July 16, 2015
Ida B. Wells' 153rd Birthday
Ida B. Wells, born in 1862, proved that words can be extremely powerful — strong enough to fight even the most entrenched segregation and discrimination.
Wells was a voracious reader, and had devoured the entirety of Shakespeare and Dickens before she turned twenty. A gifted writer and orator, she was unabashedly candid--in her diaries, she describes the heroine of Les Miserables as “sweet, lovely and all that, but utterly without depth… fit only for love, sunshine [and] flowers.”
Such sweetness was simply not her style. Fearless and uncompromising, she was a fierce opponent of segregation and wrote prolifically on the civil injustices that beleaguered her world. By twenty-five she was editor of the Memphis-based Free Speech and Headlight, and continued to publicly decry inequality even after her printing press was destroyed by a mob of locals who opposed her message.
In 1894, while living in Chicago, she became a paid correspondent for the broadly distributed Daily Inter Ocean, and in 1895 she assumed full control of the Chicago Conservator.

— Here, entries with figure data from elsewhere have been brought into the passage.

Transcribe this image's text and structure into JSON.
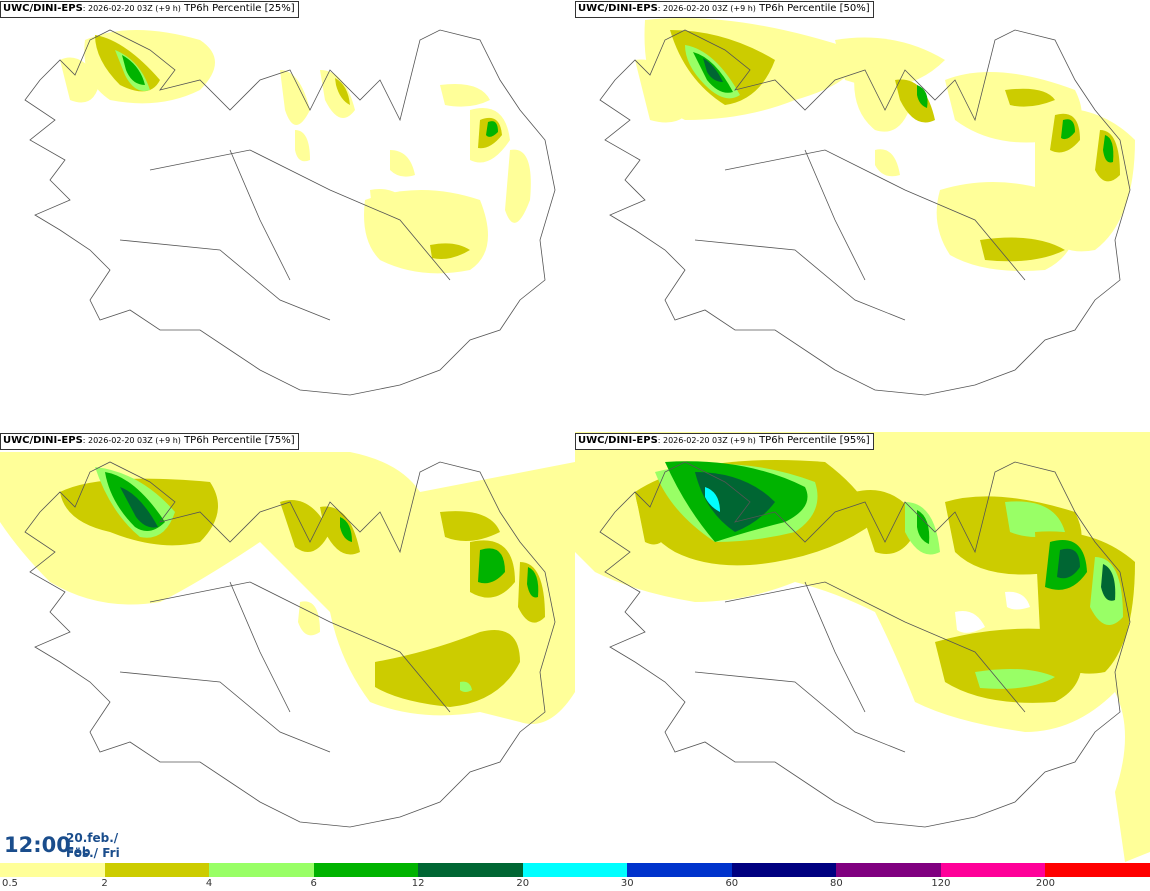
{
  "panels": [
    {
      "model": "UWC/DINI-EPS",
      "run": ": 2026-02-20 03Z (+9 h)",
      "field": " TP6h Percentile [25%]"
    },
    {
      "model": "UWC/DINI-EPS",
      "run": ": 2026-02-20 03Z (+9 h)",
      "field": " TP6h Percentile [50%]"
    },
    {
      "model": "UWC/DINI-EPS",
      "run": ": 2026-02-20 03Z (+9 h)",
      "field": " TP6h Percentile [75%]"
    },
    {
      "model": "UWC/DINI-EPS",
      "run": ": 2026-02-20 03Z (+9 h)",
      "field": " TP6h Percentile [95%]"
    }
  ],
  "valid_time": {
    "time": "12:00",
    "date_line1": "20.feb./ Feb",
    "date_line2": "Fös./ Fri"
  },
  "legend": {
    "colors": [
      "#ffff99",
      "#cccc00",
      "#99ff66",
      "#00b300",
      "#006633",
      "#00ffff",
      "#0033cc",
      "#000080",
      "#800080",
      "#ff0099",
      "#ff0000"
    ],
    "labels": [
      "0.5",
      "2",
      "4",
      "6",
      "12",
      "20",
      "30",
      "60",
      "80",
      "120",
      "200"
    ]
  }
}
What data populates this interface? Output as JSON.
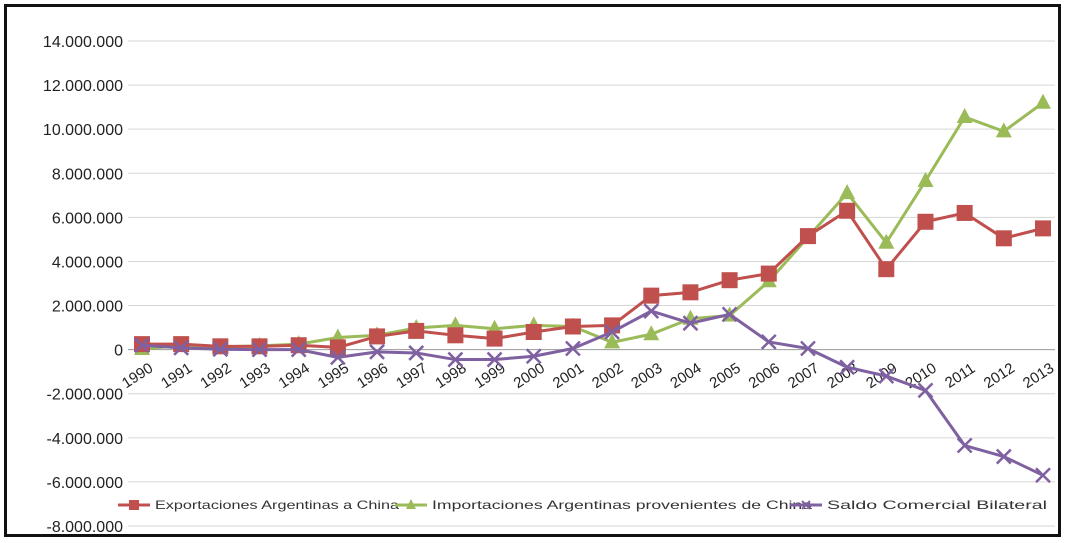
{
  "chart_data": {
    "type": "line",
    "x": [
      "1990",
      "1991",
      "1992",
      "1993",
      "1994",
      "1995",
      "1996",
      "1997",
      "1998",
      "1999",
      "2000",
      "2001",
      "2002",
      "2003",
      "2004",
      "2005",
      "2006",
      "2007",
      "2008",
      "2009",
      "2010",
      "2011",
      "2012",
      "2013"
    ],
    "ylim": [
      -8000000,
      14000000
    ],
    "yticks": [
      {
        "value": 14000000,
        "label": "14.000.000"
      },
      {
        "value": 12000000,
        "label": "12.000.000"
      },
      {
        "value": 10000000,
        "label": "10.000.000"
      },
      {
        "value": 8000000,
        "label": "8.000.000"
      },
      {
        "value": 6000000,
        "label": "6.000.000"
      },
      {
        "value": 4000000,
        "label": "4.000.000"
      },
      {
        "value": 2000000,
        "label": "2.000.000"
      },
      {
        "value": 0,
        "label": "0"
      },
      {
        "value": -2000000,
        "label": "-2.000.000"
      },
      {
        "value": -4000000,
        "label": "-4.000.000"
      },
      {
        "value": -6000000,
        "label": "-6.000.000"
      },
      {
        "value": -8000000,
        "label": "-8.000.000"
      }
    ],
    "grid": true,
    "legend_position": "bottom",
    "series": [
      {
        "name": "Exportaciones Argentinas a China",
        "color": "#c0504d",
        "marker": "square",
        "values": [
          250000,
          250000,
          150000,
          150000,
          200000,
          100000,
          600000,
          850000,
          650000,
          500000,
          800000,
          1050000,
          1100000,
          2450000,
          2600000,
          3150000,
          3450000,
          5150000,
          6300000,
          3650000,
          5800000,
          6200000,
          5050000,
          5500000
        ]
      },
      {
        "name": "Importaciones Argentinas provenientes de China",
        "color": "#9bbb59",
        "marker": "triangle",
        "values": [
          30000,
          180000,
          130000,
          170000,
          250000,
          550000,
          650000,
          980000,
          1100000,
          950000,
          1100000,
          1050000,
          330000,
          700000,
          1400000,
          1550000,
          3100000,
          5100000,
          7100000,
          4850000,
          7650000,
          10550000,
          9900000,
          11200000
        ]
      },
      {
        "name": "Saldo Comercial Bilateral",
        "color": "#7f60a0",
        "marker": "x",
        "values": [
          200000,
          80000,
          20000,
          0,
          0,
          -350000,
          -100000,
          -150000,
          -450000,
          -450000,
          -300000,
          50000,
          800000,
          1750000,
          1200000,
          1600000,
          350000,
          50000,
          -800000,
          -1200000,
          -1850000,
          -4350000,
          -4850000,
          -5700000
        ]
      }
    ]
  }
}
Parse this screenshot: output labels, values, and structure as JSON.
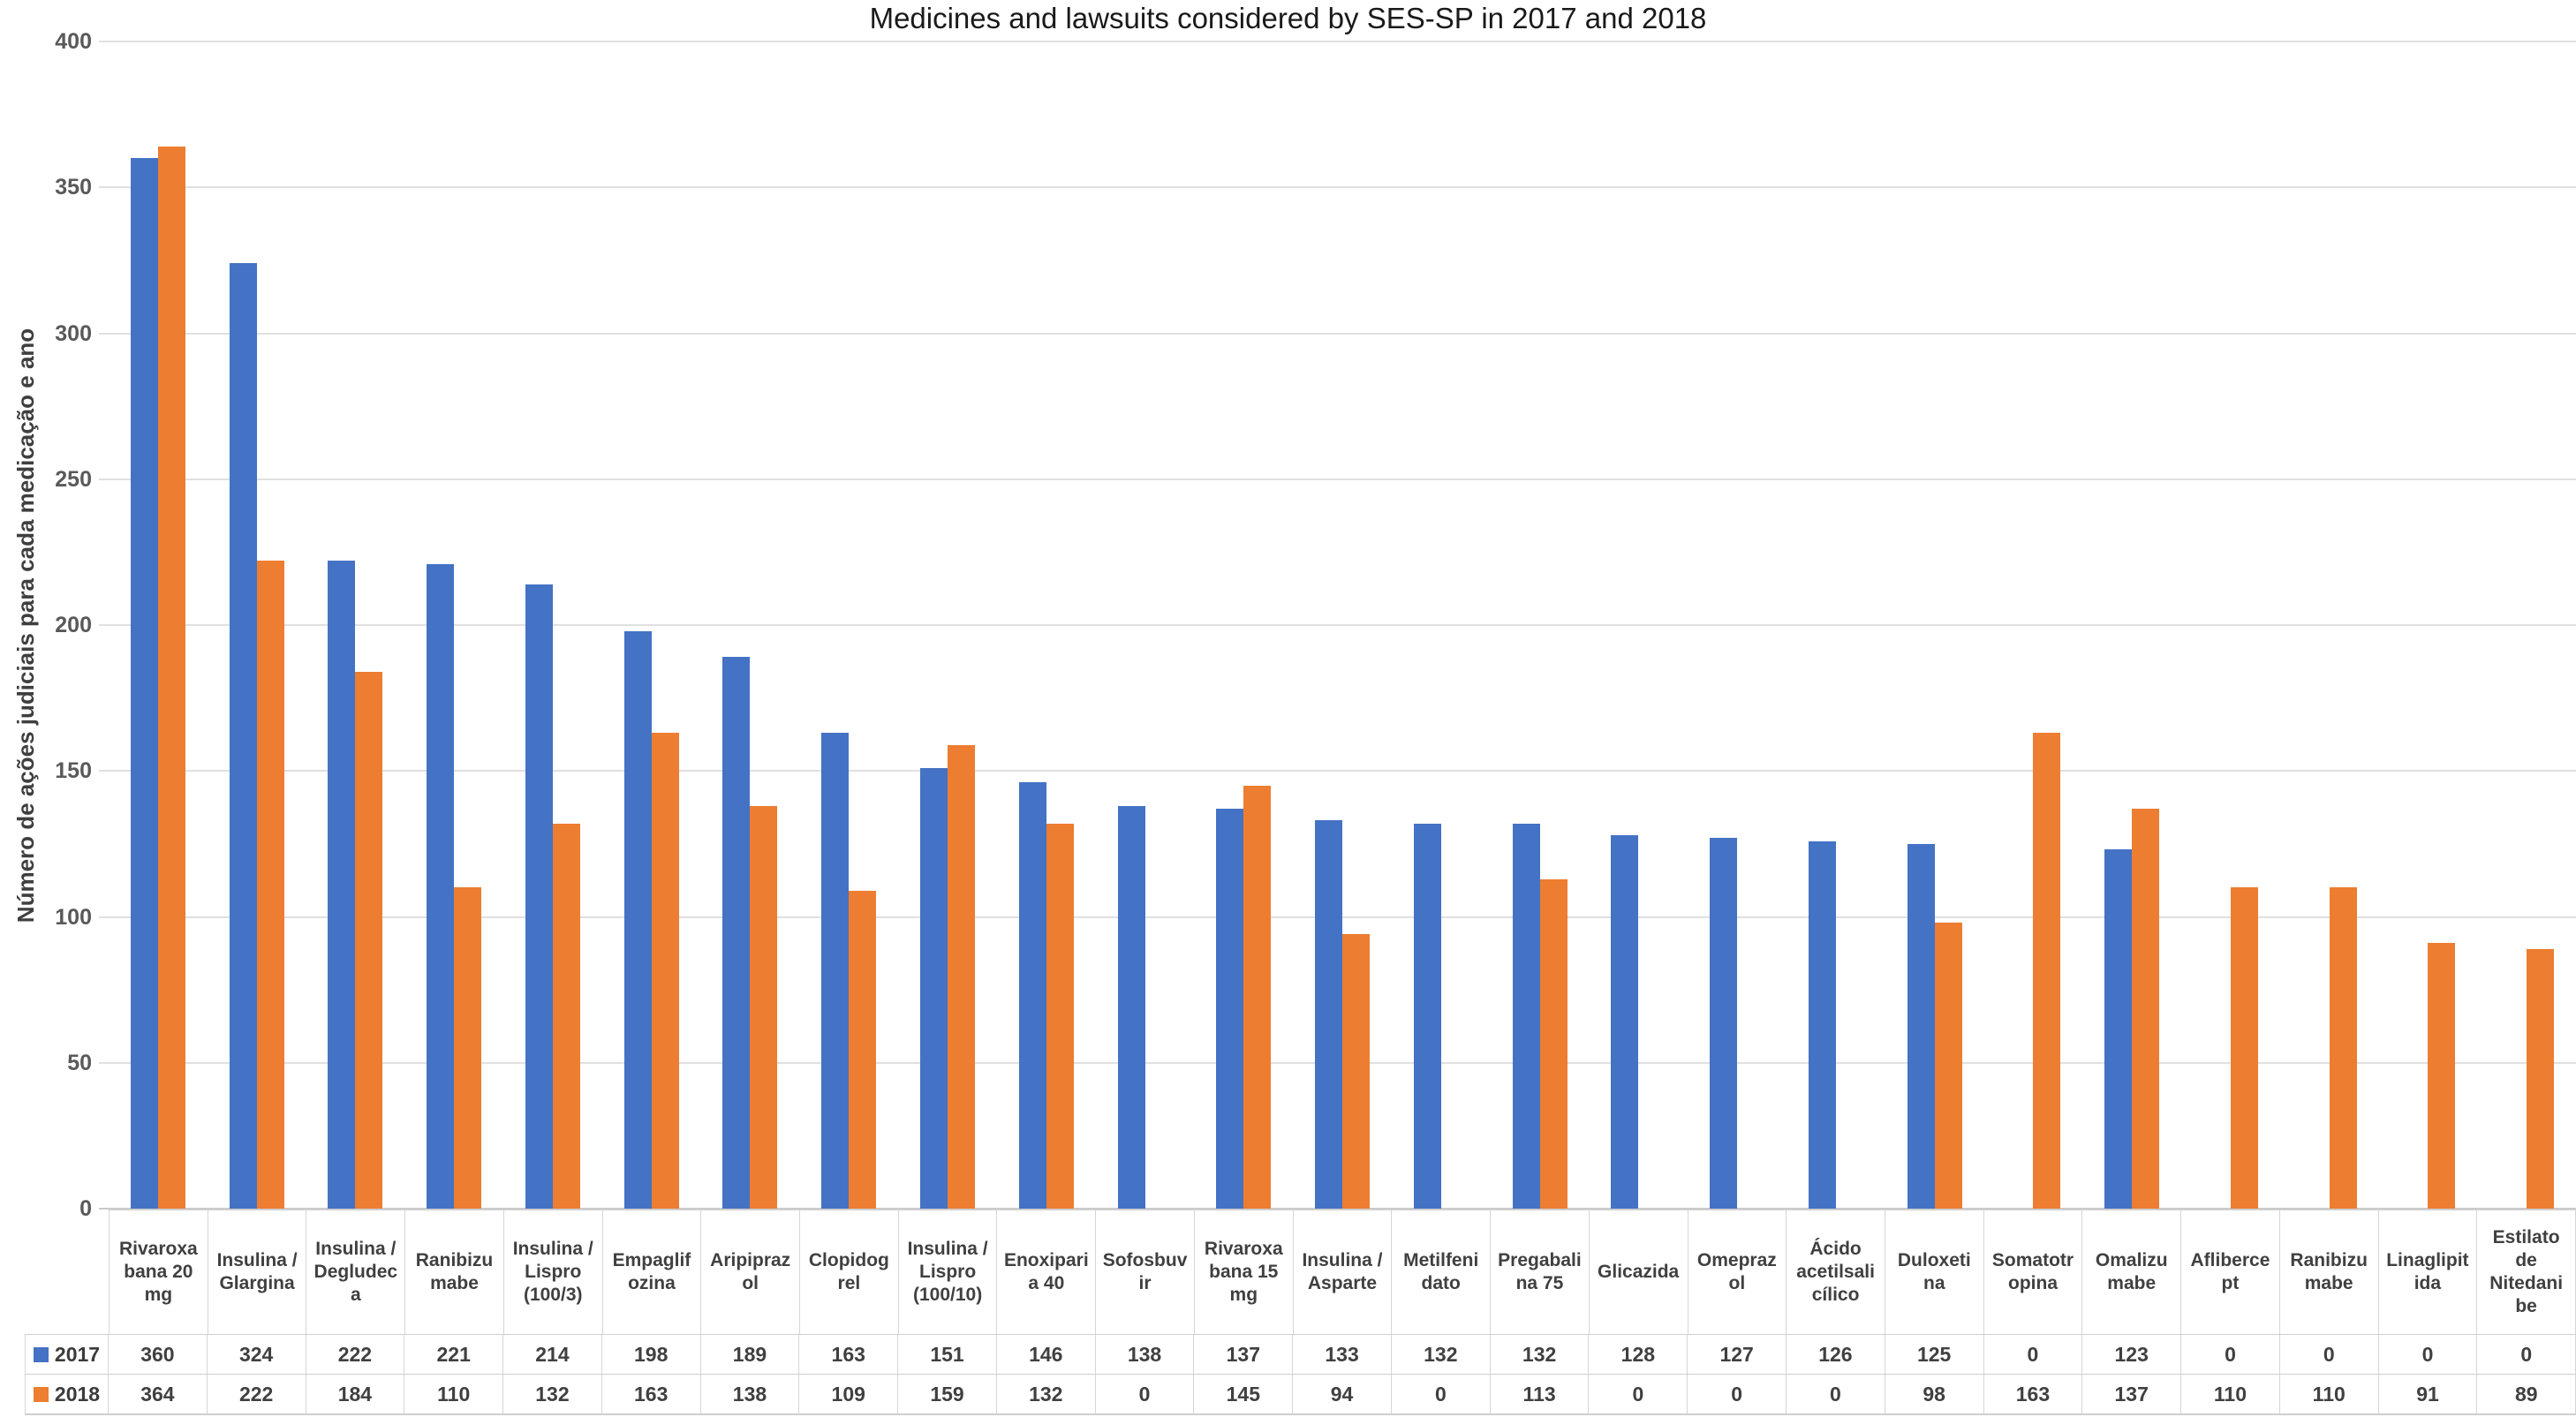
{
  "chart_data": {
    "type": "bar",
    "title": "Medicines and lawsuits considered by SES-SP in 2017 and 2018",
    "xlabel": "",
    "ylabel": "Número de ações judiciais para cada medicação e ano",
    "ylim": [
      0,
      400
    ],
    "yticks": [
      0,
      50,
      100,
      150,
      200,
      250,
      300,
      350,
      400
    ],
    "grid": true,
    "legend_position": "data-table-left",
    "data_table_shown": true,
    "categories": [
      "Rivaroxa\nbana 20\nmg",
      "Insulina /\nGlargina",
      "Insulina /\nDegludec\na",
      "Ranibizu\nmabe",
      "Insulina /\nLispro\n(100/3)",
      "Empaglif\nozina",
      "Aripipraz\nol",
      "Clopidog\nrel",
      "Insulina /\nLispro\n(100/10)",
      "Enoxipari\na 40",
      "Sofosbuv\nir",
      "Rivaroxa\nbana 15\nmg",
      "Insulina /\nAsparte",
      "Metilfeni\ndato",
      "Pregabali\nna 75",
      "Glicazida",
      "Omepraz\nol",
      "Ácido\nacetilsali\ncílico",
      "Duloxeti\nna",
      "Somatotr\nopina",
      "Omalizu\nmabe",
      "Afliberce\npt",
      "Ranibizu\nmabe",
      "Linaglipit\nida",
      "Estilato\nde\nNitedani\nbe"
    ],
    "series": [
      {
        "name": "2017",
        "color": "#4472C4",
        "values": [
          360,
          324,
          222,
          221,
          214,
          198,
          189,
          163,
          151,
          146,
          138,
          137,
          133,
          132,
          132,
          128,
          127,
          126,
          125,
          0,
          123,
          0,
          0,
          0,
          0
        ]
      },
      {
        "name": "2018",
        "color": "#ED7D31",
        "values": [
          364,
          222,
          184,
          110,
          132,
          163,
          138,
          109,
          159,
          132,
          0,
          145,
          94,
          0,
          113,
          0,
          0,
          0,
          98,
          163,
          137,
          110,
          110,
          91,
          89
        ]
      }
    ],
    "colors": {
      "series_2017": "#4472C4",
      "series_2018": "#ED7D31",
      "gridline": "#E0E0E0",
      "table_border": "#CFCFCF",
      "tick_text": "#595959",
      "label_text": "#404040",
      "title_text": "#1A1A1A"
    }
  }
}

As Matt Cruickshank illustrates in today’s Doodle, Wells also traveled the world to help people learn how to take a stand against injustice. She co-founded the National Association for the Advancement of Colored People (NAACP) and established the Alpha Suffrage Club in Chicago. One of her most important actions as a suffragette was to oppose the idea that black and white contingents should march separately. At the National American Woman Suffrage Association parade in 1913, she marched with white delegates, showing that different types of discrimination must often be fought together. Wells continued to work for full political rights for all American women for the rest of her life.
Today, for her 153rd birthday, we salute Ida B. Wells with a Doodle that commemorates her journalistic mettle and her unequivocal commitment to the advancement of civil liberties.